One of the movies I found at the library the shelf was one about which I’d never heard, but it had an intriguing title. It was called Duck. The film was about a man who, after losing his wife to cancer, his money trying to prolong her life, his son to an accident, and his apartment to a landlord who didn’t care about any of this, was latched on to by a baby duck whose mother had just been killed. Homeless though he was, the man became the duck’s new “mother” and the duck followed him around wherever he went. The duck gave him the connection he needed to carry on with his life – a connection that broke him out of his loneliness and kept him from swallowing the sleeping pills he had saved up to kill himself.
We need companionship on our journeys. We need to be in community to escape the loneliness that might otherwise engulf our lives. This, along with helping us engage the world, is central to what church life is be about, as was made real for me going with Fran to visit Til Taguchi. As we begin our journey together through the coming year I want us all to keep this in mind. Our church is about hospitality, as we’ll be remind our children in their classes this month. As an hospitable people, committed to living our memories into hope, we must live into being our Unitarian Universalist faith – the principles of which were called in the church I last served, ROY-G-BIV:
Respecting the worth and dignity of every person.
Observing justice, equity and compassion in our relationships with them.
Yearning to accept one another and encourage spiritual growth for everyone.
Gathering in a free and responsible search for truth and meaning.
Becknoing forth the right of conscience and respect for the democratic process.
Investing in work to build a world in which they is peace, liberty and justice for all.
Vitalizing a respect for the interdependent web of existence of which we are all a part.

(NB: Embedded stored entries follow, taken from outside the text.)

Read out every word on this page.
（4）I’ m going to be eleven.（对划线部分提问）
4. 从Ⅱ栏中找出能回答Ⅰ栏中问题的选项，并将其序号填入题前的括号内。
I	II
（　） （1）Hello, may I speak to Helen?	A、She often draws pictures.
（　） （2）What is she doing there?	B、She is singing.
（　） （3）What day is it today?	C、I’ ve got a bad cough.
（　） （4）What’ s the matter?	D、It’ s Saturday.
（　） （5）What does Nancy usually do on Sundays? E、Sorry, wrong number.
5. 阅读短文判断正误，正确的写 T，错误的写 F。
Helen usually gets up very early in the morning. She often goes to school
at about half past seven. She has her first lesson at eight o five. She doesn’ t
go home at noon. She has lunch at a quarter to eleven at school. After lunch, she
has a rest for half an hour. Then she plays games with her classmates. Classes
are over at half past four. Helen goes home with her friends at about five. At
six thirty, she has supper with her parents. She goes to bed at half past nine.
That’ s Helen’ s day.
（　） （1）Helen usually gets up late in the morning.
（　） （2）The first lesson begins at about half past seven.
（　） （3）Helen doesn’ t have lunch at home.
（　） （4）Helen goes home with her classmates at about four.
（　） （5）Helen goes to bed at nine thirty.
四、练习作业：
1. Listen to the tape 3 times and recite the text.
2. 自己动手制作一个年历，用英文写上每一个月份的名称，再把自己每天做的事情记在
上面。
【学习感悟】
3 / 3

ROY-G-BIV, living memory into hope, being hospitable with each other and the world, red fiery fingers rising up out of a yellow sea: let us think on these things as we begin our journey together this week.
Who Is a Unitarian Universalist Minister?
Adapted from Rev. Jack Mendelsohn
Who are Unitarian Universalist ministers? They are people never completely satisfied or satisfiable, never completely adjusted or adjustable, who walk in two worlds – one of things as they are, the other of things as they ought to be – and loves them both. They are people with pincushion souls and an elastic heart, who sit with the happy and the sad in a chaotic pattern of laugh, cry, laugh cry, and know that the first time their laughter is false or their tears make-believe their days as real ministers are over.
They are people with dreams they can never fully share, partly because they have some doubts about them themselves and partly because they are unable, adequately, to explain, describe or define what it is they think they see and understand.
Unitarian Universalist ministers are people who continually run out of time, out of wisdom, out of ability, out of courage and out of money. They are hurtable. Their tasks involve great responsibility and little power. They must learn to accept people where they are and go on from there. They must never try to exercise influence they do not possess. If they are worth their salt, they know all this and are still thankful every day of their lives for the privilege of being what they are.
The future of the liberal church is almost totally dependent on these two factors: great congregations (whether large or small) and skilled, effective, dedicated ministers. The strangest feature of their relationship is that they create each other.